Creating the plugins is only half the battle: you still need to invoke the right functions at the right time, a process that can be error-prone and inefficient. An agent can handle it better.

An agent automatically decides what sequence of functions an LLM can use to reach a user goal. For example, suppose you have a chat app that reviews new inbox items and determines what action each item requires. If you set up an agent, it can orchestrate the necessary plugin functions and perform the steps automatically.

Components of an agent

Each agent has three core building blocks: a persona, plugins, and planners.

  • Personas determine the manner in which agents respond to users or perform actions.
  • Plugins let agents retrieve information from the user or other systems. You can use pre-built plugins and your own custom plugins.
  • Planners let agents plan how to use available plugins.

Personas

An agent's persona is its identity: any plugins and planners that the agent uses are tools, but the persona determines how it uses those tools. You use instructions in a prompt to establish an agent's persona.

For example, you can use instructions to tell an agent that it is helping people manage emails, and to explain its decisions as it makes them. Your prompt might look something like this:

prompt = $"""
    <message role="system">
    You are a friendly assistant helping people with emails.
    When you decide to perform an action, explain your decision and then perform the action.
    </message>
"""

Plugins

You use plugins to do things an LLM can't do alone, such as retrieving data from external data sources or completing tasks in the real world.

For example, an LLM can't send an email, so to add that function to a chat app, you'd need to create a plugin. To process text from the emails, you could use core plugins, such as the ConversationSummaryPlugin.

Make sure you clearly document the functions in your plugins—planners use this information to determine what functions are available.

Planners

A planner can analyze available functions and come up with alternate ways to reach the goal.

Calling plugin functions isn't always efficient. For example, say you want to sum the numbers between 1 and 100. You could call a math plugin, but the LLM would need to make a separate call for each number.

Moreover, the best sequence and combination of functions to reach a goal depends on the details. For example, suppose you're building an email chat helper app, so you include a plugin to enable sending emails. However, some emails might need a different action, such as a meeting request without RSVP—sending a reply isn't necessary, but adding a calendar item is. A planner looks at all available functions and comes up with efficient ways to reach goals.

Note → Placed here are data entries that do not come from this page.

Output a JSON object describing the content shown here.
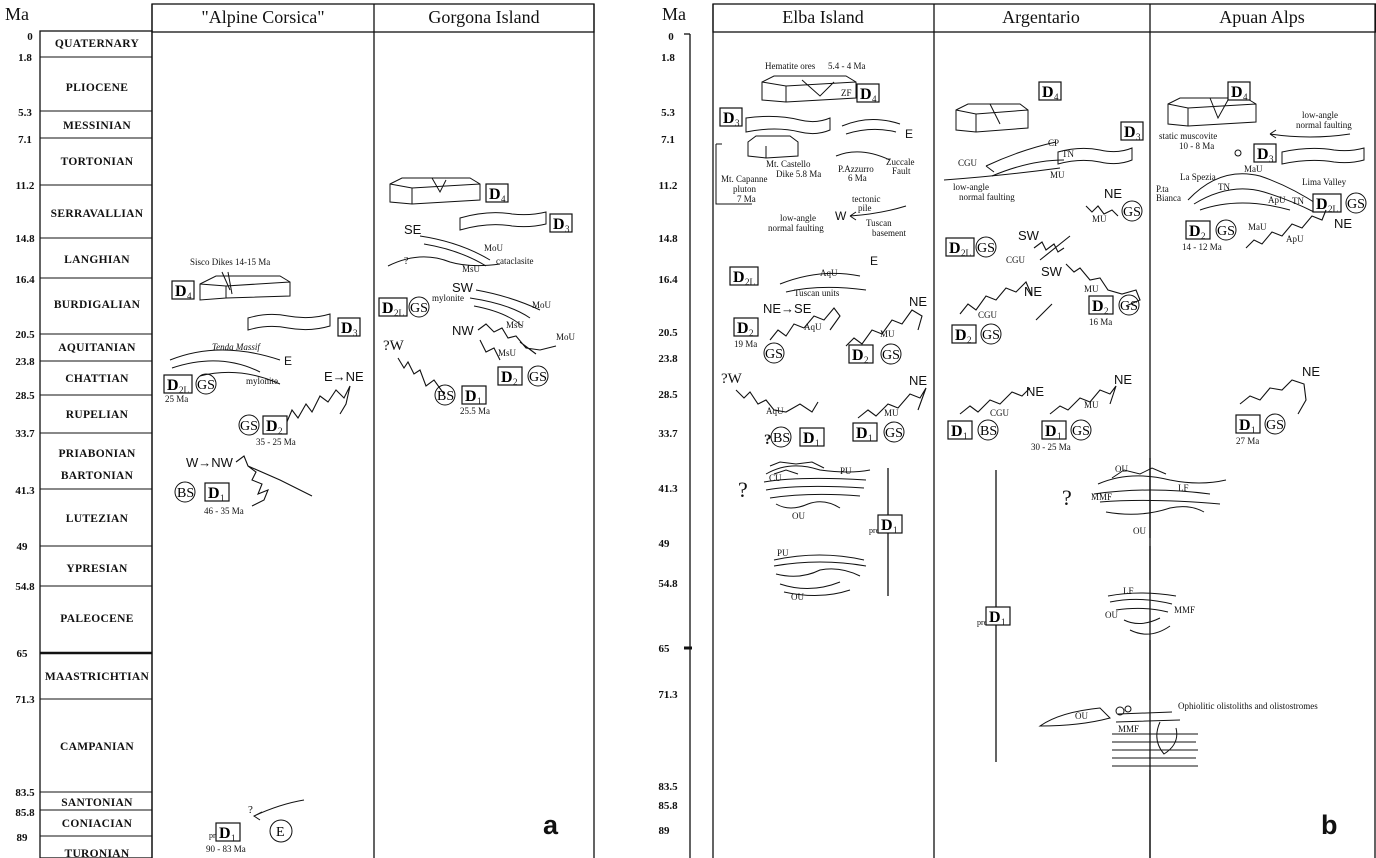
{
  "panel_a": {
    "ma_header": "Ma",
    "columns": [
      "\"Alpine Corsica\"",
      "Gorgona Island"
    ],
    "letter": "a",
    "stages": [
      {
        "name": "QUATERNARY"
      },
      {
        "name": "PLIOCENE"
      },
      {
        "name": "MESSINIAN"
      },
      {
        "name": "TORTONIAN"
      },
      {
        "name": "SERRAVALLIAN"
      },
      {
        "name": "LANGHIAN"
      },
      {
        "name": "BURDIGALIAN"
      },
      {
        "name": "AQUITANIAN"
      },
      {
        "name": "CHATTIAN"
      },
      {
        "name": "RUPELIAN"
      },
      {
        "name": "PRIABONIAN"
      },
      {
        "name": "BARTONIAN"
      },
      {
        "name": "LUTEZIAN"
      },
      {
        "name": "YPRESIAN"
      },
      {
        "name": "PALEOCENE"
      },
      {
        "name": "MAASTRICHTIAN"
      },
      {
        "name": "CAMPANIAN"
      },
      {
        "name": "SANTONIAN"
      },
      {
        "name": "CONIACIAN"
      },
      {
        "name": "TURONIAN"
      }
    ],
    "ages": [
      "0",
      "1.8",
      "5.3",
      "7.1",
      "11.2",
      "14.8",
      "16.4",
      "20.5",
      "23.8",
      "28.5",
      "33.7",
      "41.3",
      "49",
      "54.8",
      "65",
      "71.3",
      "83.5",
      "85.8",
      "89"
    ],
    "corsica": {
      "d4": "D",
      "d4sub": "4",
      "dikes": "Sisco Dikes 14-15 Ma",
      "d3": "D",
      "d3sub": "3",
      "tenda": "Tenda Massif",
      "e": "E",
      "d21": "D",
      "d21sub": "2L",
      "gs1": "GS",
      "age1": "25 Ma",
      "mylonite": "mylonite",
      "ene": "E→NE",
      "gs2": "GS",
      "d2": "D",
      "d2sub": "2",
      "age2": "35 - 25 Ma",
      "wnw": "W→NW",
      "bs": "BS",
      "d1": "D",
      "d1sub": "1",
      "age3": "46 - 35 Ma",
      "pre": "pre",
      "pd1": "D",
      "pd1sub": "1",
      "age4": "90 - 83 Ma",
      "ec": "E",
      "q": "?"
    },
    "gorgona": {
      "d4": "D",
      "d4sub": "4",
      "d3": "D",
      "d3sub": "3",
      "se": "SE",
      "mou": "MoU",
      "cataclasite": "cataclasite",
      "msu": "MsU",
      "q": "?",
      "d21": "D",
      "d21sub": "2L",
      "gs1": "GS",
      "sw": "SW",
      "mylonite": "mylonite",
      "mou2": "MoU",
      "msu2": "MsU",
      "nw": "NW",
      "mou3": "MoU",
      "msu3": "MsU",
      "qw": "?W",
      "d2": "D",
      "d2sub": "2",
      "gs2": "GS",
      "bs": "BS",
      "d1": "D",
      "d1sub": "1",
      "age": "25.5 Ma"
    }
  },
  "panel_b": {
    "ma_header": "Ma",
    "columns": [
      "Elba Island",
      "Argentario",
      "Apuan Alps"
    ],
    "letter": "b",
    "ages": [
      "0",
      "1.8",
      "5.3",
      "7.1",
      "11.2",
      "14.8",
      "16.4",
      "20.5",
      "23.8",
      "28.5",
      "33.7",
      "41.3",
      "49",
      "54.8",
      "65",
      "71.3",
      "83.5",
      "85.8",
      "89"
    ],
    "elba": {
      "hematite": "Hematite ores",
      "hem_age": "5.4 - 4 Ma",
      "zf": "ZF",
      "d4": "D",
      "d4sub": "4",
      "d3": "D",
      "d3sub": "3",
      "e": "E",
      "castello": "Mt. Castello",
      "dike": "Dike 5.8 Ma",
      "azzurro": "P.Azzurro",
      "azz_age": "6 Ma",
      "zuccale": "Zuccale",
      "fault": "Fault",
      "capanne1": "Mt. Capanne",
      "capanne2": "pluton",
      "capanne3": "7 Ma",
      "tectonic": "tectonic",
      "pile": "pile",
      "w": "W",
      "tuscan": "Tuscan",
      "basement": "basement",
      "lowangle": "low-angle",
      "normal": "normal faulting",
      "d21": "D",
      "d21sub": "2L",
      "aqu": "AqU",
      "e2": "E",
      "tuscanunits": "Tuscan units",
      "nese": "NE→SE",
      "ne": "NE",
      "d2": "D",
      "d2sub": "2",
      "aqu2": "AqU",
      "mu": "MU",
      "age19": "19 Ma",
      "gs1": "GS",
      "d2b": "D",
      "d2bsub": "2",
      "gs2": "GS",
      "qw": "?W",
      "ne2": "NE",
      "aqu3": "AqU",
      "mu2": "MU",
      "q": "?",
      "bs": "BS",
      "d1": "D",
      "d1sub": "1",
      "d1b": "D",
      "d1bsub": "1",
      "gs3": "GS",
      "q2": "?",
      "cu": "CU",
      "pu": "PU",
      "ou": "OU",
      "pu2": "PU",
      "ou2": "OU",
      "pre": "pre",
      "pd1": "D",
      "pd1sub": "1"
    },
    "argentario": {
      "d4": "D",
      "d4sub": "4",
      "d3": "D",
      "d3sub": "3",
      "cp": "CP",
      "tn": "TN",
      "cgu": "CGU",
      "mu": "MU",
      "lowangle": "low-angle",
      "normal": "normal faulting",
      "ne": "NE",
      "mu2": "MU",
      "gs": "GS",
      "d21": "D",
      "d21sub": "2L",
      "gs2": "GS",
      "sw": "SW",
      "cgu2": "CGU",
      "sw2": "SW",
      "ne2": "NE",
      "cgu3": "CGU",
      "mu3": "MU",
      "d2": "D",
      "d2sub": "2",
      "gs3": "GS",
      "d2b": "D",
      "d2bsub": "2",
      "gs4": "GS",
      "age16": "16 Ma",
      "ne3": "NE",
      "ne4": "NE",
      "cgu4": "CGU",
      "mu4": "MU",
      "d1": "D",
      "d1sub": "1",
      "bs": "BS",
      "d1b": "D",
      "d1bsub": "1",
      "gs5": "GS",
      "age30": "30 - 25 Ma",
      "pre": "pre",
      "pd1": "D",
      "pd1sub": "1"
    },
    "apuan": {
      "d4": "D",
      "d4sub": "4",
      "lowangle": "low-angle",
      "normal": "normal faulting",
      "static": "static muscovite",
      "static_age": "10 - 8 Ma",
      "d3": "D",
      "d3sub": "3",
      "laspezia": "La Spezia",
      "tn": "TN",
      "mau": "MaU",
      "pta": "P.ta",
      "bianca": "Bianca",
      "apu": "ApU",
      "lima": "Lima Valley",
      "tn2": "TN",
      "d21": "D",
      "d21sub": "2L",
      "gs": "GS",
      "d2": "D",
      "d2sub": "2",
      "gs2": "GS",
      "mau2": "MaU",
      "ne": "NE",
      "apu2": "ApU",
      "age14": "14 - 12 Ma",
      "ne2": "NE",
      "d1": "D",
      "d1sub": "1",
      "gs3": "GS",
      "age27": "27 Ma",
      "q": "?",
      "ou": "OU",
      "mmf": "MMF",
      "lf": "LF",
      "ou2": "OU",
      "lf2": "LF",
      "ou3": "OU",
      "mmf2": "MMF",
      "ophio": "Ophiolitic olistoliths and olistostromes",
      "ou4": "OU",
      "mmf3": "MMF"
    }
  }
}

Copilots add user interaction

Process automation has many benefits, but sometimes the user needs to make decisions along the way. An agent can't automate user actions. That's where copilots come in.

An agent in your email chat app might produce the following plan for sending an email:

  1. Get the user's email address and name
  2. Get the email address of the recipient
  3. Get the topic of the email
  4. Generate the subject and body of the email
  5. Send the email

Very handy, but what if the user doesn't like the email body? A copilot adds a user interaction step to the plan:

  1. Get the user's email address and name
  2. Get the email address of the recipient
  3. Get the topic of the email
  4. Generate the subject and body of the email
  5. Review the email with the user and make adjustments
  6. Send the email

Semantic Kernel Chat Copilot app

To get started with copilots, try the Semantic Kernel Chat Copilot, a reference application for building a chat experience with an AI agent.